While the rally has been driven primarily by the nation's high-yield blue-chip stocks, a number of other blue-chips have been left behind. Here's a look at three worth considering.
- BHP Billiton Limited (ASX: BHP)
Since nearly breaching the $40 mark late last year, shares of BHP Billiton have been on a downward spiral caused by heavy falls in its two most important commodities. Iron ore and oil prices have been hammered over the last year, putting the miner's earnings and cash flows under enormous strain. This also impacted its ability to initiate a widely-anticipated share buyback program which saw its shares sold off heavily.
Given its low cost base and high level of diversification, BHP Billiton remains one of the safest mining stocks on the market and it is certainly tempting at today's price of $32.12. However, iron ore and oil prices will likely remain volatile for some time yet, making BHP Billiton a risky play. While its long-term potential is still impressive, investors may want to hold onto their existing shares but hold off from buying any more, for now.

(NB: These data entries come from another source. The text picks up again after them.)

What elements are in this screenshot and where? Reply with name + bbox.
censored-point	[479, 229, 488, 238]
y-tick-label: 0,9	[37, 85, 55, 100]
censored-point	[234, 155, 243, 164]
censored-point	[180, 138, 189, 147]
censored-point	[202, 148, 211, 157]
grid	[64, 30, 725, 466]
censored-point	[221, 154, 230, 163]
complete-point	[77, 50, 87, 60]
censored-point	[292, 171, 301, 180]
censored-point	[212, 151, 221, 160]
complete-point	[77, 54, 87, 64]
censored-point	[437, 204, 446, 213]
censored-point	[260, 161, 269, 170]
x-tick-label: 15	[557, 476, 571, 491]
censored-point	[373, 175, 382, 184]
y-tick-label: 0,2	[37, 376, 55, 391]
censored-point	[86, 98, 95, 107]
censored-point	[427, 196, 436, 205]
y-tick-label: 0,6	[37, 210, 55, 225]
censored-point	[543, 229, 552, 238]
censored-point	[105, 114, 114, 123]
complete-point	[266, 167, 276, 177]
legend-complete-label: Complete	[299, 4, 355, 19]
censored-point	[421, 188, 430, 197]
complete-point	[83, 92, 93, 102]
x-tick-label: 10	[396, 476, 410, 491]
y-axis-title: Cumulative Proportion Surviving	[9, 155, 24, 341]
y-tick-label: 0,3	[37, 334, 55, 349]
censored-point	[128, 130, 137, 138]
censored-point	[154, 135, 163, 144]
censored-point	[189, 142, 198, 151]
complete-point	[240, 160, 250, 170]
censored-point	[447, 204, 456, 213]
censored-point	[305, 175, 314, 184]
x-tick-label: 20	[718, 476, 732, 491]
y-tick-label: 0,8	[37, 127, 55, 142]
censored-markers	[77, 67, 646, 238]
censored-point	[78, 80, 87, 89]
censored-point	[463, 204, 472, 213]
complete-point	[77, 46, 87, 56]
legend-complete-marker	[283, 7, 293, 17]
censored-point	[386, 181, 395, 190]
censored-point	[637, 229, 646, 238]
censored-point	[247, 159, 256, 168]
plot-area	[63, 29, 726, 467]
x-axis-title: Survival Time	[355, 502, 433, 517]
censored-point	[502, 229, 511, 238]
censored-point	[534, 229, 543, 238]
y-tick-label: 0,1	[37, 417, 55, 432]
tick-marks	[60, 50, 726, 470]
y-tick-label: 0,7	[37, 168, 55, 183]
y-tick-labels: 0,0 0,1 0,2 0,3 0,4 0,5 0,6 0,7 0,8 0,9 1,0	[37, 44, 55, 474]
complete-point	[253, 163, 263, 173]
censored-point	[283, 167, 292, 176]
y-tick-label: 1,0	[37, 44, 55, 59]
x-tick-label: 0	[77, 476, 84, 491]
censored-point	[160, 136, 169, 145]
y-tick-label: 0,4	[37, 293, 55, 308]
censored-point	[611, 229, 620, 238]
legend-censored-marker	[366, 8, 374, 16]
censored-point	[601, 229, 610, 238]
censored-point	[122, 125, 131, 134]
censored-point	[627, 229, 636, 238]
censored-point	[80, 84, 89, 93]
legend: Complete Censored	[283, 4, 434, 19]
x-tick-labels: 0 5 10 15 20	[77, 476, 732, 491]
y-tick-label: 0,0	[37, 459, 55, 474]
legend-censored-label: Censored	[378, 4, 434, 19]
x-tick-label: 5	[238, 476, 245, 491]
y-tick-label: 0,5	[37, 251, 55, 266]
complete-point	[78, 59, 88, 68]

- Washington H. Soul Pattinson and Co. Ltd (ASX: SOL)
Washington H. Soul Pattinson and Co., commonly known as Soul Patts, is often seen as Australia's Berkshire Hathaway – the US investment conglomerate headed by Warren Buffett. While it is substantially smaller, it bares similarities in that it is run by a world-class management team; and it approaches its investments with an ultra-long-term mindset.
Its shares have been weighed down in recent years by its investment in coal producer New Hope Corporation Limited (ASX: NHC), but its various other investments in companies such as TPG Telecom Ltd (ASX: TPM) and Brickworks Limited (ASX: BKW) bode well for the future. Historically, the stock has outperformed the benchmark index and I expect that to continue over the coming decades, making Soul Patts seem like a reasonable buy today.
- Woolworths Limited (ASX: WOW)
A disappointing half-year earnings report capped off what has been a poor year for the supermarket behemoth whose shares have plummeted almost 19% over the last 12 months. Investors are concerned about slowing earnings growth as well as the competitive threat posed by Aldi and Costco.
However, Woolworths is actually presenting as a reasonable buy for long-term investors. Not only is it one of Australia's strongest and most consistent corporations, it also offers a compelling dividend. At today's price of $29.85, the stock trades on a forecast fully franked yield of 4.7% or 6.7% when grossed up for franking credits!